Menurut Ely yang juga Pembina Lembaga Pengembangan Cabang Ranting dan Pembinaan Masjid (LPCR-PM) Pimpinan Wilayah Muhammadiyah Maluku, ketiga program tersebut menunjukkan peran Pemuda Muhammadiyah tidak hanya sebagai organisasi kepemudaan, tetapi juga sebagai ruang pembinaan karakter, kepemimpinan, dan pemberdayaan masyarakat.

“Madrasah Anti Korupsi menjadi langkah penting membangun integritas generasi muda. Sekolah Kader Negarawan akan melahirkan kader-kader visioner, sementara Pemuda Tani menjadi jawaban atas tantangan ketahanan pangan dan pemberdayaan ekonomi masyarakat,” kata Ely.

Ia berharap Pemuda Muhammadiyah terus menjaga semangat kolaborasi dan menjadi mitra strategis pemerintah dalam pembangunan daerah.

“Pemuda Muhammadiyah harus terus tumbuh sebagai kekuatan moral dan intelektual yang mampu memberikan solusi bagi daerah dan bangsa,” ujarnya.

Sementara itu, Ketua PWPM Maluku, Rimbo Bugis, menegaskan bahwa arah gerakan Pemuda Muhammadiyah ke depan tidak lagi sekadar berbicara mengenai perubahan cara pandang, tetapi juga mengambil peran strategis dalam kepemimpinan daerah.

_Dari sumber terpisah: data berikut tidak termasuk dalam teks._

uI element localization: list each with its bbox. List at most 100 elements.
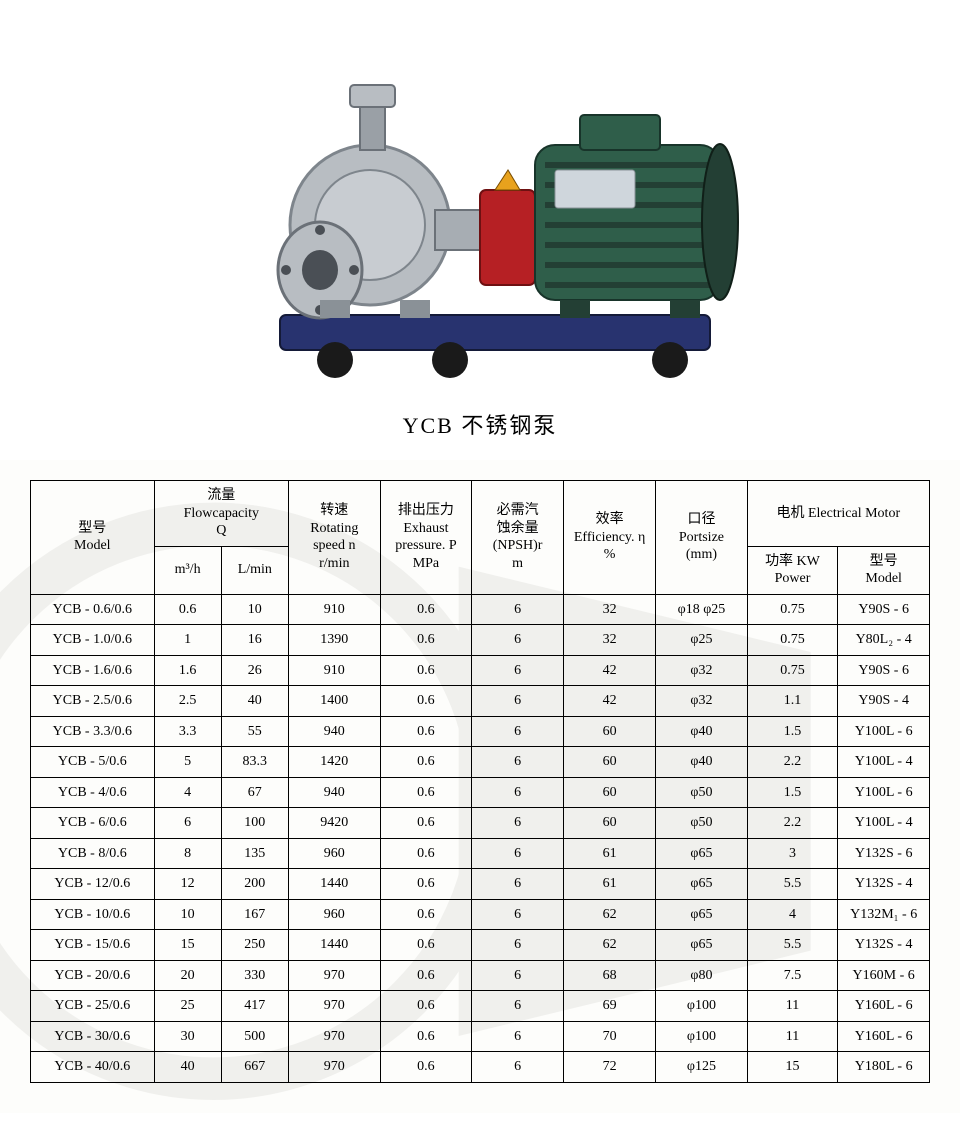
cell-speed: 970 xyxy=(289,1052,381,1083)
cell-port: φ25 xyxy=(656,625,747,656)
cell-speed: 940 xyxy=(289,716,381,747)
cell-npsh: 6 xyxy=(472,960,564,991)
cell-lmin: 26 xyxy=(221,655,288,686)
cell-m3h: 4 xyxy=(154,777,221,808)
cell-speed: 1400 xyxy=(289,686,381,717)
cell-lmin: 40 xyxy=(221,686,288,717)
cell-kw: 4 xyxy=(747,899,838,930)
cell-speed: 910 xyxy=(289,655,381,686)
cell-speed: 970 xyxy=(289,991,381,1022)
cell-npsh: 6 xyxy=(472,838,564,869)
table-row: YCB - 15/0.61525014400.6662φ655.5Y132S -… xyxy=(31,930,930,961)
cell-port: φ40 xyxy=(656,716,747,747)
cell-m3h: 30 xyxy=(154,1021,221,1052)
cell-npsh: 6 xyxy=(472,747,564,778)
cell-m3h: 6 xyxy=(154,808,221,839)
table-row: YCB - 0.6/0.60.6109100.6632φ18 φ250.75Y9… xyxy=(31,594,930,625)
cell-press: 0.6 xyxy=(380,777,472,808)
cell-model: YCB - 20/0.6 xyxy=(31,960,155,991)
cell-port: φ32 xyxy=(656,686,747,717)
table-row: YCB - 3.3/0.63.3559400.6660φ401.5Y100L -… xyxy=(31,716,930,747)
cell-mmodel: Y132M₁ - 6 xyxy=(838,899,930,930)
cell-model: YCB - 4/0.6 xyxy=(31,777,155,808)
cell-mmodel: Y100L - 4 xyxy=(838,747,930,778)
cell-lmin: 250 xyxy=(221,930,288,961)
cell-kw: 5.5 xyxy=(747,869,838,900)
cell-speed: 960 xyxy=(289,899,381,930)
cell-port: φ65 xyxy=(656,930,747,961)
cell-eff: 61 xyxy=(563,869,655,900)
cell-press: 0.6 xyxy=(380,930,472,961)
cell-mmodel: Y90S - 6 xyxy=(838,655,930,686)
cell-m3h: 1.6 xyxy=(154,655,221,686)
cell-press: 0.6 xyxy=(380,686,472,717)
cell-kw: 15 xyxy=(747,1052,838,1083)
th-pressure: 排出压力 Exhaust pressure. P MPa xyxy=(380,481,472,595)
cell-press: 0.6 xyxy=(380,869,472,900)
cell-eff: 60 xyxy=(563,716,655,747)
table-row: YCB - 6/0.6610094200.6660φ502.2Y100L - 4 xyxy=(31,808,930,839)
cell-mmodel: Y80L₂ - 4 xyxy=(838,625,930,656)
cell-press: 0.6 xyxy=(380,838,472,869)
cell-eff: 60 xyxy=(563,747,655,778)
cell-speed: 1440 xyxy=(289,930,381,961)
cell-lmin: 135 xyxy=(221,838,288,869)
cell-m3h: 8 xyxy=(154,838,221,869)
cell-lmin: 667 xyxy=(221,1052,288,1083)
th-model: 型号 Model xyxy=(31,481,155,595)
cell-npsh: 6 xyxy=(472,930,564,961)
cell-press: 0.6 xyxy=(380,747,472,778)
cell-eff: 68 xyxy=(563,960,655,991)
cell-npsh: 6 xyxy=(472,655,564,686)
cell-speed: 1420 xyxy=(289,747,381,778)
cell-press: 0.6 xyxy=(380,716,472,747)
th-port: 口径 Portsize (mm) xyxy=(656,481,747,595)
cell-port: φ100 xyxy=(656,991,747,1022)
cell-model: YCB - 12/0.6 xyxy=(31,869,155,900)
cell-speed: 1390 xyxy=(289,625,381,656)
cell-lmin: 10 xyxy=(221,594,288,625)
cell-eff: 42 xyxy=(563,686,655,717)
cell-kw: 0.75 xyxy=(747,655,838,686)
cell-lmin: 500 xyxy=(221,1021,288,1052)
cell-npsh: 6 xyxy=(472,594,564,625)
product-caption: YCB 不锈钢泵 xyxy=(403,408,558,440)
cell-eff: 70 xyxy=(563,1021,655,1052)
cell-mmodel: Y160L - 6 xyxy=(838,991,930,1022)
cell-press: 0.6 xyxy=(380,655,472,686)
cell-model: YCB - 8/0.6 xyxy=(31,838,155,869)
table-row: YCB - 5/0.6583.314200.6660φ402.2Y100L - … xyxy=(31,747,930,778)
cell-kw: 11 xyxy=(747,991,838,1022)
product-image-area: YCB 不锈钢泵 xyxy=(0,0,960,460)
cell-kw: 11 xyxy=(747,1021,838,1052)
cell-eff: 61 xyxy=(563,838,655,869)
cell-kw: 1.5 xyxy=(747,716,838,747)
cell-mmodel: Y90S - 4 xyxy=(838,686,930,717)
page: YCB 不锈钢泵 型号 Model 流量 Flowcapacity Q 转速 R… xyxy=(0,0,960,1113)
cell-mmodel: Y132S - 6 xyxy=(838,838,930,869)
cell-press: 0.6 xyxy=(380,960,472,991)
cell-eff: 60 xyxy=(563,808,655,839)
table-row: YCB - 1.6/0.61.6269100.6642φ320.75Y90S -… xyxy=(31,655,930,686)
cell-eff: 69 xyxy=(563,991,655,1022)
cell-m3h: 0.6 xyxy=(154,594,221,625)
cell-model: YCB - 2.5/0.6 xyxy=(31,686,155,717)
cell-port: φ32 xyxy=(656,655,747,686)
cell-press: 0.6 xyxy=(380,625,472,656)
table-row: YCB - 12/0.61220014400.6661φ655.5Y132S -… xyxy=(31,869,930,900)
cell-eff: 32 xyxy=(563,625,655,656)
cell-m3h: 10 xyxy=(154,899,221,930)
cell-port: φ100 xyxy=(656,1021,747,1052)
cell-mmodel: Y100L - 4 xyxy=(838,808,930,839)
spec-table-head: 型号 Model 流量 Flowcapacity Q 转速 Rotating s… xyxy=(31,481,930,595)
table-row: YCB - 40/0.6406679700.6672φ12515Y180L - … xyxy=(31,1052,930,1083)
th-lmin: L/min xyxy=(221,546,288,594)
cell-mmodel: Y160M - 6 xyxy=(838,960,930,991)
cell-speed: 940 xyxy=(289,777,381,808)
cell-port: φ125 xyxy=(656,1052,747,1083)
th-speed: 转速 Rotating speed n r/min xyxy=(289,481,381,595)
th-power: 功率 KW Power xyxy=(747,546,838,594)
cell-port: φ40 xyxy=(656,747,747,778)
cell-kw: 3 xyxy=(747,838,838,869)
spec-table-body: YCB - 0.6/0.60.6109100.6632φ18 φ250.75Y9… xyxy=(31,594,930,1082)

“Pemuda Muhammadiyah bukan lagi sekadar bicara perubahan cara pandang, tetapi harus berani tampil dan merebut kepemimpinan di daerah,” tegas Rimbo.

Ia mendorong seluruh kader untuk memiliki keberanian, kapasitas, dan integritas dalam menghadapi kontestasi kepemimpinan demi membawa perubahan positif bagi Maluku.

“Seluruh kader harus berani bertarung dan berpolitik secara bijak agar melahirkan pemimpin yang benar-benar bermanfaat bagi daerah,” ujarnya.

Menurut Rimbo, peluncuran tiga program unggulan tersebut menjadi bagian dari ikhtiar besar Pemuda Muhammadiyah dalam mencetak kader yang berintegritas, berdaya saing, dan siap menjadi pemimpin masa depan.

Kegiatan itu turut dihadiri Sekretaris Wilayah Muhammadiyah Maluku Abdullah Marasabessy, Ketua Bawaslu Maluku Dr. Subair, Ketua Komisi III DPRD Maluku Alhidayat Wadjo, Kanit I Krimsus Polda Maluku Idris Mukadar, Anggota DPRD Kabupaten Seram Bagian Barat Rahmat Basiha, jajaran PWPM Maluku, serta para mantan Ketua PWPM Maluku dari masa ke masa, yakni Isa Raharusun, Harun Wailissa, Reza Bahwerez, dan Muhammad Anshari.